Population: 167 million

GDP: $317 billion

GDP per Capita: $1,900

The economy of Bangladesh will grow by 7.8% in 2019. Its per-capita GDP has doubled over the last eight years, but it remains a poor country due to a demographic boom. Bangladesh is the world’s eighth-most populous country and has the highest population density outside city-states.

The budget expenditure of Bangladesh amounts to 15% of the GDP. The country’s state debts are low. The volume of exports and imports is virtually equal, so there is no trade deficit.

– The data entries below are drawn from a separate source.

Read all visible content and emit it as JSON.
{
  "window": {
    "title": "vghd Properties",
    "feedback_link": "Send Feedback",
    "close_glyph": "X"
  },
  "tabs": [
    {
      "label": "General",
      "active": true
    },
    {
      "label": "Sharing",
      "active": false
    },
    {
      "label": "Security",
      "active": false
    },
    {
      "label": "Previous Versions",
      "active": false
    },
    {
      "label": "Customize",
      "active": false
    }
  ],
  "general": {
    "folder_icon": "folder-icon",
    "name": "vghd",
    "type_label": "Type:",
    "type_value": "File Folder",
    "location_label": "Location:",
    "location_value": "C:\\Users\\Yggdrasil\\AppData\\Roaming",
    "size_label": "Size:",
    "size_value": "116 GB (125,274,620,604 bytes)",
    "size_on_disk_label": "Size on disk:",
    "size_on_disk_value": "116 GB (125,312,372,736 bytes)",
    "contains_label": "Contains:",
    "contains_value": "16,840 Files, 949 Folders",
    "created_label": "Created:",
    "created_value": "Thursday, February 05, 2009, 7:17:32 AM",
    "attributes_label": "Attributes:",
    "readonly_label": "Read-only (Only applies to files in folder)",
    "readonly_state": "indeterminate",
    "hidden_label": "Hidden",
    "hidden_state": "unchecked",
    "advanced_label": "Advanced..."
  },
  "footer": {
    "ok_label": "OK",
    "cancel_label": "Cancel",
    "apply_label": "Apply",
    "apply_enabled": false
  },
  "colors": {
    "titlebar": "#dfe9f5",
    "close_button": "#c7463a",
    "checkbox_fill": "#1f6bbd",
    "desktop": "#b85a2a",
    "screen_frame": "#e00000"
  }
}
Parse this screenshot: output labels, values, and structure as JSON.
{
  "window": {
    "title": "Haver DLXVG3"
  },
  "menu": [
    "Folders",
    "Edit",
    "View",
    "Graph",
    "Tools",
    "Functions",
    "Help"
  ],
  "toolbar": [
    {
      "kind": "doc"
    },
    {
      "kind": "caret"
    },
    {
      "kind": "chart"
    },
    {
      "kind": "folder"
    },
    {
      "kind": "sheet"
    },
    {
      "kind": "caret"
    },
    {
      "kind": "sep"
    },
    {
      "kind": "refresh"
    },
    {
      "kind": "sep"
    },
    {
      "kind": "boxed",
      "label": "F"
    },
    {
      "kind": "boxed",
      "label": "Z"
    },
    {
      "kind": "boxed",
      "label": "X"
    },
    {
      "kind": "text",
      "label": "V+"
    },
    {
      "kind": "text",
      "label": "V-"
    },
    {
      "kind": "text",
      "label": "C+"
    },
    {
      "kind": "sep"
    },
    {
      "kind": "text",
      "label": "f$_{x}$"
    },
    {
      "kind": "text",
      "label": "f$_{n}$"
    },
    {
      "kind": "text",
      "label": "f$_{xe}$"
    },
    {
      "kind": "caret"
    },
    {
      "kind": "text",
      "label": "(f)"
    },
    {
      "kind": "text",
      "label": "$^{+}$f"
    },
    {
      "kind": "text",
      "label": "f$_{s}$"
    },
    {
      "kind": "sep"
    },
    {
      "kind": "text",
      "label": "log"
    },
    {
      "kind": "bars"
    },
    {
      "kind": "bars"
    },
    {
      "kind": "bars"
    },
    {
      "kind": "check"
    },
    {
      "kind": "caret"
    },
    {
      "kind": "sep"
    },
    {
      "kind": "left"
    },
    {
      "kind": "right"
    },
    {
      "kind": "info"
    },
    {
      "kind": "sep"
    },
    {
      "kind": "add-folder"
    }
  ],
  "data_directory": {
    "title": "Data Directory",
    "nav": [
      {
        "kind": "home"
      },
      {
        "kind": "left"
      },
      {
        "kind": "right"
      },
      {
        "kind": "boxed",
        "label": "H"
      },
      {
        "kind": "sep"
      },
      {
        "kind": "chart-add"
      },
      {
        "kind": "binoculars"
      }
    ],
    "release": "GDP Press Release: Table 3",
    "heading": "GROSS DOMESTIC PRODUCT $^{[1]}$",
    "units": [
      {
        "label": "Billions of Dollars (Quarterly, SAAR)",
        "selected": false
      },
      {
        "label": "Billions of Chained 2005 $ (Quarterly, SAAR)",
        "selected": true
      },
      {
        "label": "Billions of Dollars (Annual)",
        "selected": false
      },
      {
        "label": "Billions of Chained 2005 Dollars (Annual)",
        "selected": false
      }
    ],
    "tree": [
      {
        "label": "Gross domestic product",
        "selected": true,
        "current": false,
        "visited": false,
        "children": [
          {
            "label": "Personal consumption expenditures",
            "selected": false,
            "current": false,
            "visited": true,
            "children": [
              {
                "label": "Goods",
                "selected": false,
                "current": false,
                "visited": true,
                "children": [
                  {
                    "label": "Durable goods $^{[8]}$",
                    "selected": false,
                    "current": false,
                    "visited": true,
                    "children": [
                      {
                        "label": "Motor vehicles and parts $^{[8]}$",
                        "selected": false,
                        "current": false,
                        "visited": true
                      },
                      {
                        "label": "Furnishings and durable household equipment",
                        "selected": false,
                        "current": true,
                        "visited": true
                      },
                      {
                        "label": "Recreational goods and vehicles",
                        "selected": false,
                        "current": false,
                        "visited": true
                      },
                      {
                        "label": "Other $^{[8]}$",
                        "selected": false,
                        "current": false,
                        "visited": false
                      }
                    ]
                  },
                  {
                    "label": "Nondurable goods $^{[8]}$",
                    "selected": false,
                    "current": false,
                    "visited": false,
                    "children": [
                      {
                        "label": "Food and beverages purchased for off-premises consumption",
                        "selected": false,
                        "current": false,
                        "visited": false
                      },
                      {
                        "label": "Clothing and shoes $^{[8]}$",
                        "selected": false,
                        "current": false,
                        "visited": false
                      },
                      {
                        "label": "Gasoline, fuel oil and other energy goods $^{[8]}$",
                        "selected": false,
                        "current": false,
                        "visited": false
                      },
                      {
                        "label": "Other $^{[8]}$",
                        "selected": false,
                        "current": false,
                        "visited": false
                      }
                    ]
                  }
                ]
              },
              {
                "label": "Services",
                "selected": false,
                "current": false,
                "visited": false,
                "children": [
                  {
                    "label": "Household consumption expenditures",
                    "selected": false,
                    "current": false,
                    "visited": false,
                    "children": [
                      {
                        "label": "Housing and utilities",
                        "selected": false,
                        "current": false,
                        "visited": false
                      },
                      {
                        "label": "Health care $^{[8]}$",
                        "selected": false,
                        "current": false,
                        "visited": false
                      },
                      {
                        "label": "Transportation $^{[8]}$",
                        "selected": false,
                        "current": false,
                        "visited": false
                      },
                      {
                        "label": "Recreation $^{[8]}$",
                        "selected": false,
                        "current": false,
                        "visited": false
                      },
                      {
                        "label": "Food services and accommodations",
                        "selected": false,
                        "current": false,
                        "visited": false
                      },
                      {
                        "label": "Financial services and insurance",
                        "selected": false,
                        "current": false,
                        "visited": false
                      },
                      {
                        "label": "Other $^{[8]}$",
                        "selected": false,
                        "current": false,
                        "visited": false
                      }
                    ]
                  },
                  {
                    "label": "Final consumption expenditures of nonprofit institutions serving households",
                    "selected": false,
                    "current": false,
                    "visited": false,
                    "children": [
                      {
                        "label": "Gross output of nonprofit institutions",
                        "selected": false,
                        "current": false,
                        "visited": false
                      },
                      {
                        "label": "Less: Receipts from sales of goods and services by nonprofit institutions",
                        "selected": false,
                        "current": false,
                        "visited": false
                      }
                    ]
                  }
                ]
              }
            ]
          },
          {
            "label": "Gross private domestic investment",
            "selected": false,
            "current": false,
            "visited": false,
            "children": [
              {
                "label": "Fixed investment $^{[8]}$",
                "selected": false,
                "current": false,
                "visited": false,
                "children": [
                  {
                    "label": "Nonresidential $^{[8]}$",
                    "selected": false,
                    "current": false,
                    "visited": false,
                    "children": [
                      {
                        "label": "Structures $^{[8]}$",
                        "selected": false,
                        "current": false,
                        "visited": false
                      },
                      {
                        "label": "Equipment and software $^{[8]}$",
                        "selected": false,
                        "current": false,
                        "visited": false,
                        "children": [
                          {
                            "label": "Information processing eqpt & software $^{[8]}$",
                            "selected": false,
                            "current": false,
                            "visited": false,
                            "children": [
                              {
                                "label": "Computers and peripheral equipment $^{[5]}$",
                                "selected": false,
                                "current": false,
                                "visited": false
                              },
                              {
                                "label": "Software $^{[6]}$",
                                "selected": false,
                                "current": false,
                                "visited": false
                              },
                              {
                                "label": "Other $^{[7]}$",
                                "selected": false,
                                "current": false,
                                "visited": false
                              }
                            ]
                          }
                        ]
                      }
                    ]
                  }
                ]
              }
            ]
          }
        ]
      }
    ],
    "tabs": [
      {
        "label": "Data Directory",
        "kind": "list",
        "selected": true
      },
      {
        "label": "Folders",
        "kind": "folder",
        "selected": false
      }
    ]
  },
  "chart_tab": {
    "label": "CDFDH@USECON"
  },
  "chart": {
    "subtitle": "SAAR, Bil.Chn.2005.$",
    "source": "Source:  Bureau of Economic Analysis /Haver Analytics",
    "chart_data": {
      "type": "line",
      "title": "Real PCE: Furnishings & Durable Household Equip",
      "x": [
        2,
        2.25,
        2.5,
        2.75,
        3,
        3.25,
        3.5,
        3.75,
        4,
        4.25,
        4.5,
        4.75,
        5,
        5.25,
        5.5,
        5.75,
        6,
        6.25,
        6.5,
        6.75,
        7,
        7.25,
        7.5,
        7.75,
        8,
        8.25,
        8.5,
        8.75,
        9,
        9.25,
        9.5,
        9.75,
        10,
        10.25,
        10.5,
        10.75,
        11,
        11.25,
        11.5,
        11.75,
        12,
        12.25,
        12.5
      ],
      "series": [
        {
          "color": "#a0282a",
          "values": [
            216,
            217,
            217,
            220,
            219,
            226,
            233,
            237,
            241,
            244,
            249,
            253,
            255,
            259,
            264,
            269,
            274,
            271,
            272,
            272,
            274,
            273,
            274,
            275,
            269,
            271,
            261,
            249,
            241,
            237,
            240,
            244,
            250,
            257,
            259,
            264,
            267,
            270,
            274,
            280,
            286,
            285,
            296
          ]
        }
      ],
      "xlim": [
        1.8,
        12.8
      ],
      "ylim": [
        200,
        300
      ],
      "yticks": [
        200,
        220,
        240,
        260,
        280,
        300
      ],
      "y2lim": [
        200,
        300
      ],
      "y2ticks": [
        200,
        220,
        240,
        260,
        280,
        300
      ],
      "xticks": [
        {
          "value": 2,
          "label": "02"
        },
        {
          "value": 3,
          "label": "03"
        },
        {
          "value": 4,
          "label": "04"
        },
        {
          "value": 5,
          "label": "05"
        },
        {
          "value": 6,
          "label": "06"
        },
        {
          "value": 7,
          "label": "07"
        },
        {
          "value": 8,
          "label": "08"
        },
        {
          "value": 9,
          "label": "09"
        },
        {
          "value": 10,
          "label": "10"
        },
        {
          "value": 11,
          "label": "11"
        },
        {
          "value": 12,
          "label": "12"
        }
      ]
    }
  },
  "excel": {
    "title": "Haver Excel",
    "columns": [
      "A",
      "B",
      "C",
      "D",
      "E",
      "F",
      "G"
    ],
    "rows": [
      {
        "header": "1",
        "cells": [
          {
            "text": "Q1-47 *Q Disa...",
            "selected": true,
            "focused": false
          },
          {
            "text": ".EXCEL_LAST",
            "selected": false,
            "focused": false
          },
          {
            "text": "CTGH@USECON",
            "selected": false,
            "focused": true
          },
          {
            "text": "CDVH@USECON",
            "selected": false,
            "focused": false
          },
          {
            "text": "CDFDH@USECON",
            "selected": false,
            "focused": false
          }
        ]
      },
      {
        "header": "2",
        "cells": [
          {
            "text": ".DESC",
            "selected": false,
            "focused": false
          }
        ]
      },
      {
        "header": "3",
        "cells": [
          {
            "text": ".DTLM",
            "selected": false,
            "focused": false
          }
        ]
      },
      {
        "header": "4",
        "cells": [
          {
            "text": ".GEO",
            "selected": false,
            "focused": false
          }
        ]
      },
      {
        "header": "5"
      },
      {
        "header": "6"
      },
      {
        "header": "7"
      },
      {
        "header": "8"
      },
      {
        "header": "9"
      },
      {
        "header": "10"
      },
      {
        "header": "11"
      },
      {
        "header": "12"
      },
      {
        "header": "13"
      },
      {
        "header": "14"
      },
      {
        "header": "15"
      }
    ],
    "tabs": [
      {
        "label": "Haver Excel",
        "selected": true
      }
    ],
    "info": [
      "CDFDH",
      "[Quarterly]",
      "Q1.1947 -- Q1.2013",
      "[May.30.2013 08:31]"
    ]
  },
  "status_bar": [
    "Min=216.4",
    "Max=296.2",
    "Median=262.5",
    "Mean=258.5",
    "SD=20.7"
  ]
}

Bangladesh has largely achieved fast economic growth through its cheap workforce. This is particularly evident in the clothing production industry, where low labor costs have resulted in a competitive advantage. Bangladesh is the world’s second-largest exporter of clothes, trailing only China. Money transfers by Bangladeshis living abroad also significantly helps the country’s economy.

3. Rwanda

Population: 12.4 million

GDP: $10.2 billion

GDP per Capita: $825

The economy of Rwanda will grow by 7.8% in 2019. Over the last eight years, the country’s economy grew by an average of 7.1%. However, due to the demographic boom, Rwanda is only slowly emerging from extreme poverty, and is currently ranked 166th in the world in terms of GDP per capita.

Rwanda’s road towards development is an interesting one. This is a small country that has few natural resources and suffered the horrors of genocide in the 1990s. Although democracy is weak in Rwanda, women currently hold 67% of seats in the parliament, which is a global record. Reforms have enabled Rwanda to reach 32nd spot in the Index of Economic Freedom and 29th spot in the Doing Business Index. According to the Index of Economic Freedom, Rwanda offers better property protection than Georgia and is less corrupt, as well as has a considerably more effective and freer judiciary system. Rwanda has become attractive for investors, although state investments also play a significant role in achieving economic growth. Rwanda’s government debts are, therefore, growing fast and turning into a risk factor.

2. South Sudan

Population: 13.4 million

GDP: $3.7 billion

GDP per Capita: $275

The economy of South Sudan will grow by 7.9% by the end of the year, but the country ranks 178th in the world in terms of GDP per capita. South Sudan achieved independence from Sudan in 2011. The country was ravaged by a civil war between 2013 and 2018, with 400,000 people losing their lives, millions more leaving the country, and the economy in ruins. Per capita GDP fell from $1,300 to $275. Inflation between 2015 to 2017 was 700%, while the value of the national currency against the U.S. dollar fell by a staggering 1000%.

The high economic growth rate that has been achieved in 2019 is a result of peace and positive economic trends. The inflation rate has been reduced considerably, but still amounts to 35% for the year. Generally speaking, countries achieve rapid economic growth after the end of armed conflicts, as they have to start from a position of economic standstill. South Sudan has significant oil reserves that have yet to be exploited due to war.

1. Dominica

Population: 73 million

GDP: $0.6 billion

GDP per Capita: $8,400

The economy of Dominica will grow by 9.4% in 2019, thereby topping this list. The past seven years have been quite unsuccessful for the country. For example, its economy shrank by 9.5% in 2017. Dominica is the richest among the countries discussed in this article, although it still only ranks 107th in the world in terms of GDP per capita.

Dominica is a small island country in the Caribbean that is known for offshore financial services, tourism and exporting exotic fruits. It is the world’s ninth-largest exporter of bananas. As the country depends significantly on tourism and agriculture, its economy is badly affected by natural disasters. Hurricane Maria inflicted substantial economic damage on Dominica in 2017. It could be said that the rapid economic growth that we have witnessed in 2019 is a result of recovery from the effects of Maria.